Focused solely on defending national territory - a task made easier by the presence of the US Navy's Fifth Fleet headquarters and several warships in Bahrain - the air force has no fixed-wing transports. However, the Royal Bahrain Flight has an eight-strong fleet including BAe 146s, Boeing 747s and Gulfstream business jets used for VIP transport duties.
Bahrain's long-term acquisition plans have yet to be revealed, but the age of its remaining F-5s mean a process to acquire a new-generation type could begin in the next few years.
If launched, a Bahraini contest should attract bidders such as the Dassault Rafale and Eurofighter Typhoon, currently involved in a battle to meet the future requirements of its GCC ally the United Arab Emirates.
© Lockheed Martin
The US Joint Programme Office has previously included Bahrain on a lengthy list of possible future F-35 operators
BAE has already delivered 24 Typhoons to neighbouring Saudi Arabia as part of a 72-aircraft purchase, and the UK is reportedly also close to concluding a deal to supply the type to Oman.
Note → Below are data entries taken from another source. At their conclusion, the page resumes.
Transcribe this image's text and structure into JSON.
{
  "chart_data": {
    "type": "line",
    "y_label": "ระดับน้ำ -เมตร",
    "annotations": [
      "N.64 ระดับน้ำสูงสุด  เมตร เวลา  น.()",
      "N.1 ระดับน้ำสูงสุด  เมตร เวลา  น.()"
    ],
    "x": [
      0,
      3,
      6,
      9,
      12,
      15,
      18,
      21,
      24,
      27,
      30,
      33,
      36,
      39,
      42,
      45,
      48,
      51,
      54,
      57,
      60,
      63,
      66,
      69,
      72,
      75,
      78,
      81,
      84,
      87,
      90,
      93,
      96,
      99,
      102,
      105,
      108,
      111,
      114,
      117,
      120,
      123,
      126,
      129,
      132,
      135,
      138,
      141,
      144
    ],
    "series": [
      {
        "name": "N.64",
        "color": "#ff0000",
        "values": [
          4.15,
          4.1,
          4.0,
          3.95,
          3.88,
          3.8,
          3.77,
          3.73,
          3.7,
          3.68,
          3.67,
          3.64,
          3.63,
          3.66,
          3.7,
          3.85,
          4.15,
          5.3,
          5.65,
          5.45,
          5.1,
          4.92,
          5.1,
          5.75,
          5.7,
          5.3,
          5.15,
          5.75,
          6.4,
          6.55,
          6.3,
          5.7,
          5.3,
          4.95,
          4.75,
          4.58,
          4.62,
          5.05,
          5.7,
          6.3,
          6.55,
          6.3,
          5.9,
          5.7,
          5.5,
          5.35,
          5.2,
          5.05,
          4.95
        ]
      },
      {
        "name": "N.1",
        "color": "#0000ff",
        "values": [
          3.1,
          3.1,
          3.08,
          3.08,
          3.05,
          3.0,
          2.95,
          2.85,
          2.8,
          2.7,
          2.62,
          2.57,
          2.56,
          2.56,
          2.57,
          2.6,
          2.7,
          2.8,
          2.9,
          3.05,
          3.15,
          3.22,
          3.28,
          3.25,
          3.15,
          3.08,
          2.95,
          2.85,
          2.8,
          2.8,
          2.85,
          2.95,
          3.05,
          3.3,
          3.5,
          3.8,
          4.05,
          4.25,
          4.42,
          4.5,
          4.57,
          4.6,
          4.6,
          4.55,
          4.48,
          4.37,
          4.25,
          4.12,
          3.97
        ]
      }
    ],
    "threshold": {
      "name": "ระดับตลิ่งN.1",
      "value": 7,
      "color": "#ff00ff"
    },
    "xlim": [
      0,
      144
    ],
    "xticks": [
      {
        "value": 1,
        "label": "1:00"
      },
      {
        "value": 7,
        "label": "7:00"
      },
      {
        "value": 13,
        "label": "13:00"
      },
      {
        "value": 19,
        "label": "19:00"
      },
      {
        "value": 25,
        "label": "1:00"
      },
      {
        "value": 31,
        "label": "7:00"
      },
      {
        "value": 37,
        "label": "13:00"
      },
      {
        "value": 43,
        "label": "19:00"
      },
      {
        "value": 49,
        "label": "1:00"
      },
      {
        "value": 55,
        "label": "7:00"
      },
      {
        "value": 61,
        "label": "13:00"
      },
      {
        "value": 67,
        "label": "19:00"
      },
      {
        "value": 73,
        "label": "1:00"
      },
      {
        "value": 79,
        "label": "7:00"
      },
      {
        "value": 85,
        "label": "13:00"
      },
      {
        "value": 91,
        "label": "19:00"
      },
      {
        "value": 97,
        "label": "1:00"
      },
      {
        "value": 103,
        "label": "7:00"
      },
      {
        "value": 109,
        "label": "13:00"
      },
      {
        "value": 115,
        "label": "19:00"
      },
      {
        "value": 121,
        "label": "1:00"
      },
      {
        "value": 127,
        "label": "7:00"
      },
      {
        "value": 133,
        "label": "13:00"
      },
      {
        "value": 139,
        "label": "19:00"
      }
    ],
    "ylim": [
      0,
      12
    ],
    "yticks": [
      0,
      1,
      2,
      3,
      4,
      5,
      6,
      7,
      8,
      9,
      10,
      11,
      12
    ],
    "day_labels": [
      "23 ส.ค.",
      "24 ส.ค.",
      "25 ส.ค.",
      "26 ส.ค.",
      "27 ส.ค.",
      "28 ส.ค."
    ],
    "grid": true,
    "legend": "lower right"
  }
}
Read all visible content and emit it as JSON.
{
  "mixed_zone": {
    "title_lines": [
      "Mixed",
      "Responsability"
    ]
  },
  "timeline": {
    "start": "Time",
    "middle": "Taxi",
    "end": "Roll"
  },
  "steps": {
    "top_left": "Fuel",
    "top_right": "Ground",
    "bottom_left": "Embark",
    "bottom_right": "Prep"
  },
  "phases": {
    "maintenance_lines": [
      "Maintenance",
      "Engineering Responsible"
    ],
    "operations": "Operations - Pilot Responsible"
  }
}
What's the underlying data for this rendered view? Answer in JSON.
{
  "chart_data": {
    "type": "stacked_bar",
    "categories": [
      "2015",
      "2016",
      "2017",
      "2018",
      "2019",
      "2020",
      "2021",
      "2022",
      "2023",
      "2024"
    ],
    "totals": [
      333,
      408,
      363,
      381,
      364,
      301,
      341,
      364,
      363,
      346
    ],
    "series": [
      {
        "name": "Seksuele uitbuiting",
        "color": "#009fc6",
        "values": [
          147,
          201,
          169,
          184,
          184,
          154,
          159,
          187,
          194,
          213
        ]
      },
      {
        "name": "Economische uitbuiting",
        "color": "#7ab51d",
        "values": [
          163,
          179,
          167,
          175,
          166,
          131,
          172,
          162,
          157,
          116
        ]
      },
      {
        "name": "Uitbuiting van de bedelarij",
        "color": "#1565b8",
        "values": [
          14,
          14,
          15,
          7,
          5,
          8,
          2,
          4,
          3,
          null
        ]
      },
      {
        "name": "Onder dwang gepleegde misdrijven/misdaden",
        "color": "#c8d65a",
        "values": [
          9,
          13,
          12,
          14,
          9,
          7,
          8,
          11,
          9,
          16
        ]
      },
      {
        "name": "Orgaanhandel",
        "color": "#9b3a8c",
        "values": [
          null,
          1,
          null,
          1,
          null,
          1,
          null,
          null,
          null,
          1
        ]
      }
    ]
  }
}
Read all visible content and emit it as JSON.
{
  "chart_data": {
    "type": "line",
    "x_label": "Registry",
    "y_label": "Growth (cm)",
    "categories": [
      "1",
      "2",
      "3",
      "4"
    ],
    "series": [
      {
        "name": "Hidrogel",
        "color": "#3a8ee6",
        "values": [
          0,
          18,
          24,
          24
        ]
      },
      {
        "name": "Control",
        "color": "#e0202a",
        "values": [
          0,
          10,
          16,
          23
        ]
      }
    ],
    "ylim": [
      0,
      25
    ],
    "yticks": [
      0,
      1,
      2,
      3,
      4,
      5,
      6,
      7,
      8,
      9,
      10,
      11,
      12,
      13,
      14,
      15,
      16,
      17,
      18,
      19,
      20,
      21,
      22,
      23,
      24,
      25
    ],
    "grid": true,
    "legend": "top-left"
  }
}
Boeing's proposed International Roadmap version of the F/A-18E/F Super Hornet could be another potential option, along with an acquisition of Lockheed's F-35 Lightning II. Although the USA has yet to consider offering the Joint Strike Fighter to Middle Eastern customers besides Israel, the US Joint Programme Office has previously included Bahrain on a lengthy list of possible future operators of the type, along with Jordan, Kuwait, Saudi Arabia and the UAE.
Nearer term, airborne surveillance assets could become a spending priority, with unmanned air systems already being promoted. At last November's Dubai air show, Pakistan's Xpert Engineering said Bahrain had shown interest in its Uqab air vehicle, which can carry an electro-optical/infrared sensor payload and remain airborne for 4h.